GOP candidate for governor addresses local Republicans

PAT CROSSLEY/Sun-Gazette Correspondent Jeffrey Stroehmann, left, was awarded the Alvin C. Bush Republican Service Award for his commitment to the Republican Party in Lycoming County during the annual Lincoln Day Dinner Saturday night at the Genetti Hotel. With him is state Sen. Scott Wagner, R-Spring Garden Township, who has announced his candidacy for state governor in 2018.

“The Republican Party is strong in the state and we’re going to take the governor’s mansion. I’m going to work like you’ve never seen anybody work before,” state Sen. Scott Wagner, of Spring Garden Township, told the audience at the Lycoming County Republican Party’s annual Lincoln Day Dinner Saturday night at the Genetti Hotel.

Wagner, who represents the 28th district in York County, has announced his bid for governor in 2018.

In casting his vision, Wagner said in his world he has a rule that he wants to be told what he needs to hear.

“Pennsylvania is in financial trouble.
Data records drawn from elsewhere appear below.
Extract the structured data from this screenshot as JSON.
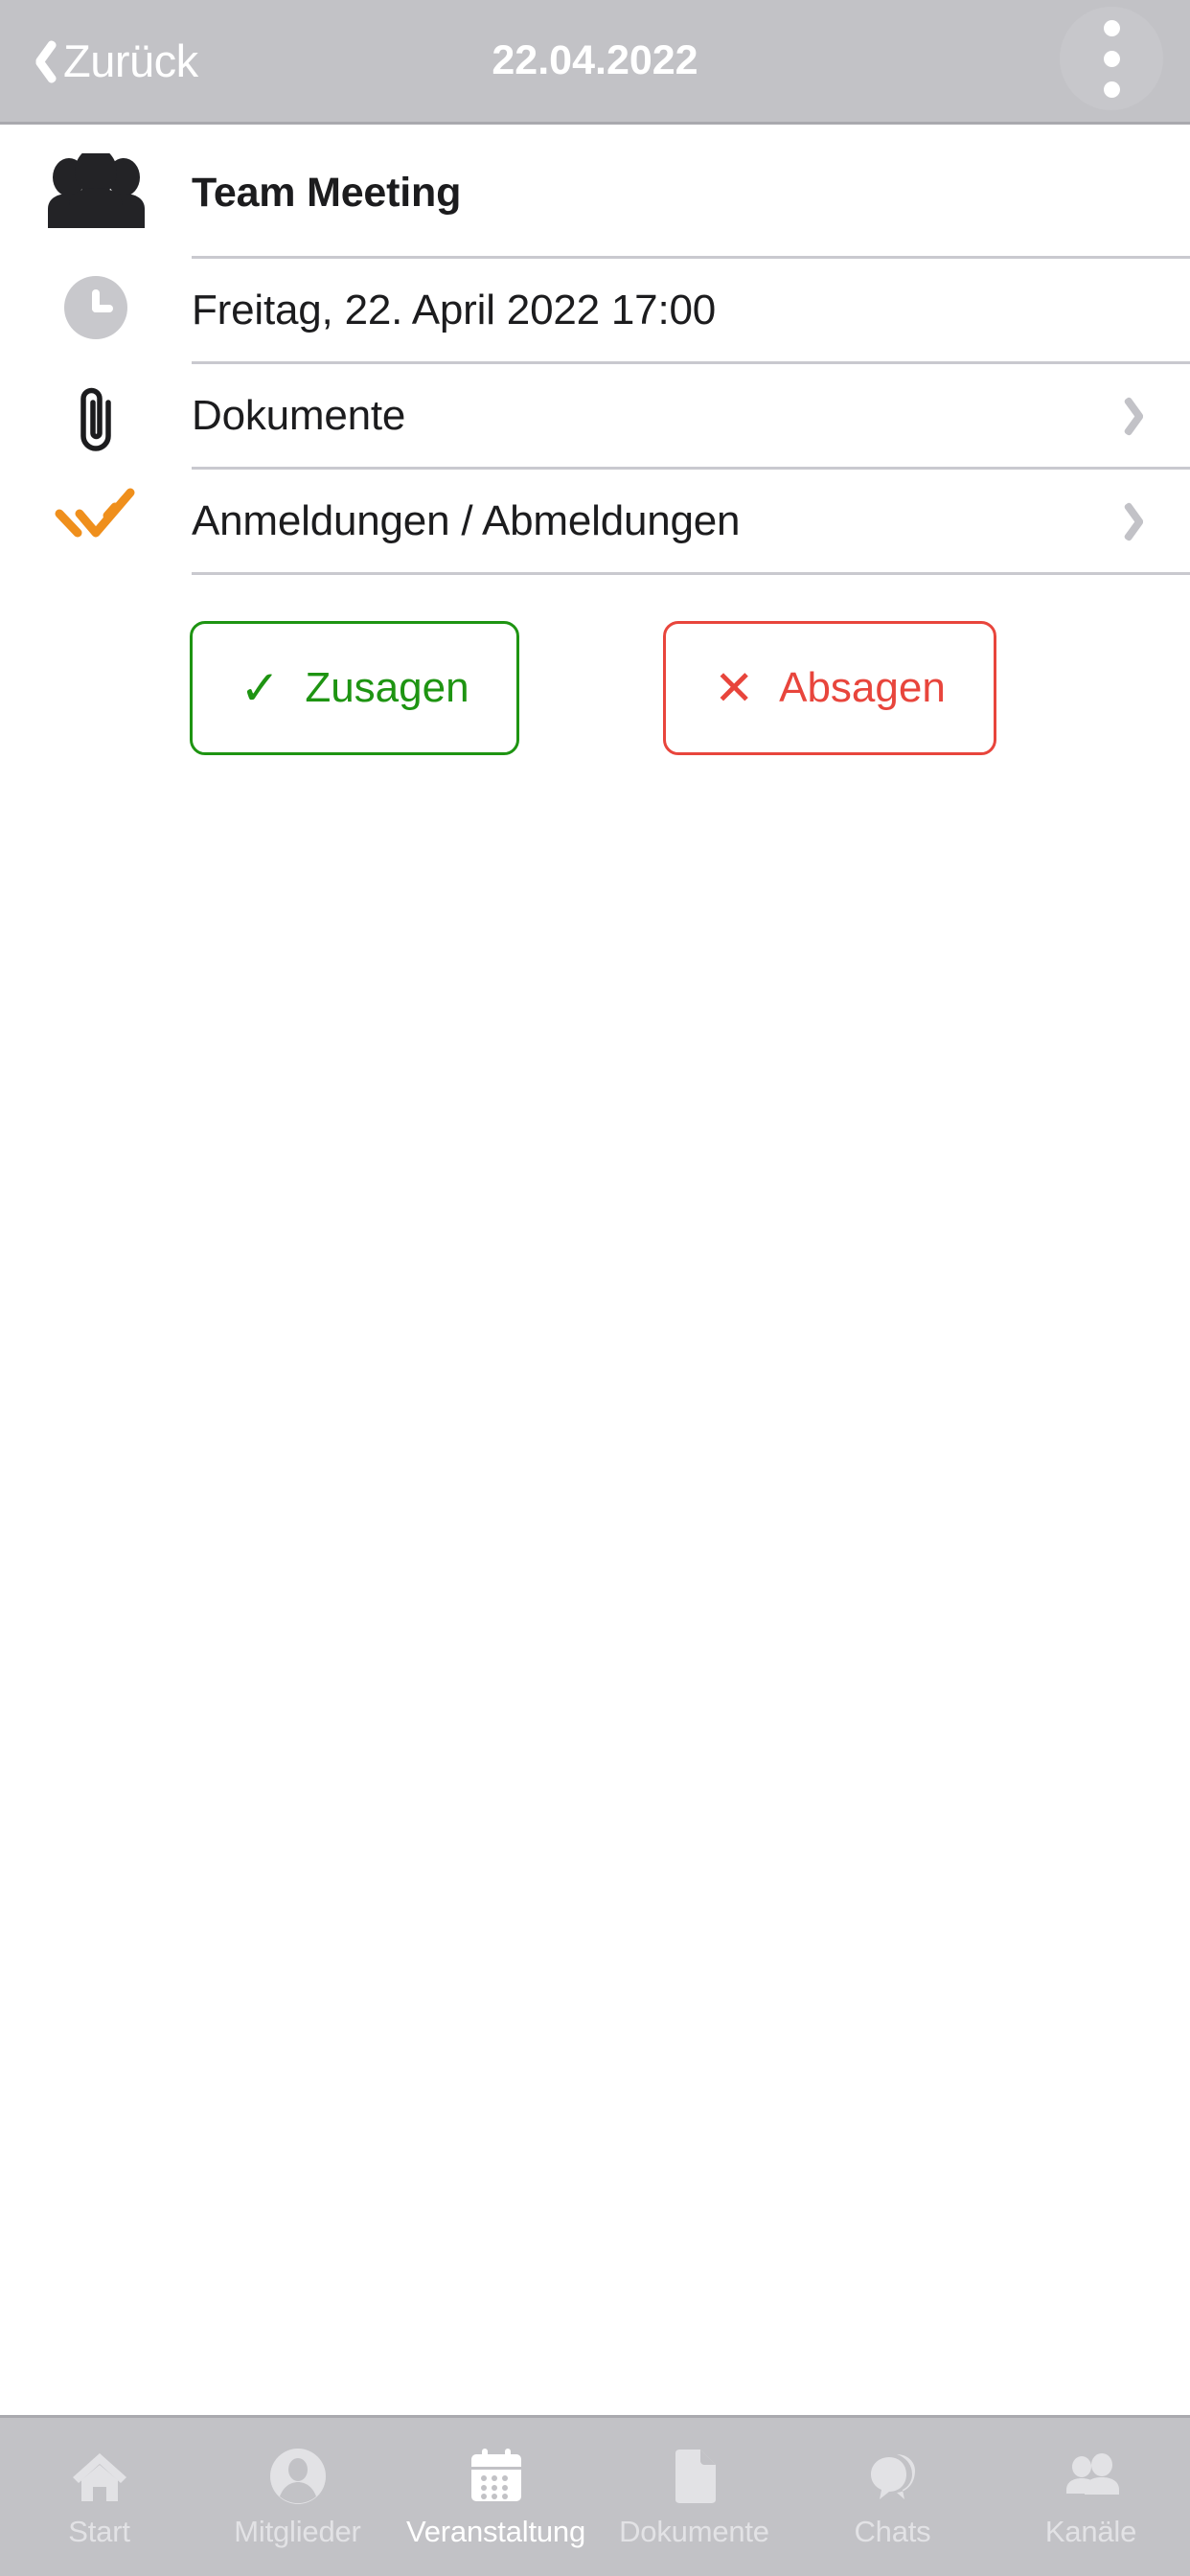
{
  "topbar": {
    "back_label": "Zurück",
    "back_icon": "chevron-left-icon",
    "title": "22.04.2022",
    "menu_icon": "overflow-menu-icon",
    "bg_color": "#c2c2c6",
    "text_color": "#ffffff"
  },
  "event": {
    "rows": [
      {
        "icon": "group-people-icon",
        "title": "Team Meeting",
        "bold": true,
        "chevron": false
      },
      {
        "icon": "clock-icon",
        "title": "Freitag, 22. April 2022 17:00",
        "bold": false,
        "chevron": false
      },
      {
        "icon": "paperclip-icon",
        "title": "Dokumente",
        "bold": false,
        "chevron": true
      },
      {
        "icon": "double-check-icon",
        "title": "Anmeldungen / Abmeldungen",
        "bold": false,
        "chevron": true
      }
    ]
  },
  "actions": {
    "accept": {
      "label": "Zusagen",
      "glyph": "✓",
      "icon": "check-icon",
      "color": "#1e9412"
    },
    "decline": {
      "label": "Absagen",
      "glyph": "✕",
      "icon": "cross-icon",
      "color": "#e8453c"
    }
  },
  "tabbar": {
    "active_index": 2,
    "items": [
      {
        "label": "Start",
        "icon": "home-icon"
      },
      {
        "label": "Mitglieder",
        "icon": "person-circle-icon"
      },
      {
        "label": "Veranstaltung",
        "icon": "calendar-icon"
      },
      {
        "label": "Dokumente",
        "icon": "document-icon"
      },
      {
        "label": "Chats",
        "icon": "chat-bubbles-icon"
      },
      {
        "label": "Kanäle",
        "icon": "people-icon"
      }
    ]
  },
  "colors": {
    "accent_orange": "#ef8f1c",
    "divider": "#c9c9cf",
    "chevron": "#c2c2c7",
    "icon_dark": "#232326",
    "clock_gray": "#c8c8cc"
  }
}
We have a pension crisis that is $74 billion and still ticking. It’s bad,” he said.

“We need to have a serious adult conversation. We are in serious trouble,” he added.

Wagner said he is determined now more than ever to turn the state in the right direction. He said there is an unbelievable amount of mismanagement in the government.

“We don’t have a revenue problem, we have a spending problem,” he said. “If I ran my business for one day like the state of Pennsylvania is run, I’d be out of business.”

At one point, Wagner illustrated the snake oil that he claimed Democratic Gov. Tom Wolf is just repackaging for next year’s campaign.

“It’s time for Pennsylvania to stop buying snake oil,” he said.

His plan to implement zero-based budgeting when he is governor was met with cheers from the audience. He said the state could find an estimated $1.5 billion to $4 billion the first year with his plan.

Another component of his plan is to roll back regulations.

“Regulations are choking the living daylights out of our businesses,” Wagner said. “Pennsylvania is at the bottom in the country for job growth. We can become an economic powerhouse. When you stop choking businesses and give them room to breathe, they will thrive and when they thrive everybody thrives.”

The third part of his plan for the state involves reinventing the education system.

“We need to fix the state’s education system,” he said. “We have (a) skilled labor crisis that is off the charts. Our current system is geared toward every child going to college. Starting over the next zero to 15 years, people working in the trades are going to make more money than people with college degrees.”

Prior to Wagner speaking, Jeffrey Stroehmann was awarded the Alvin C. Bush Republican Award.

Other speakers for the evening were Supreme Court Justice Sally Mundy and Judge Paula Patrick.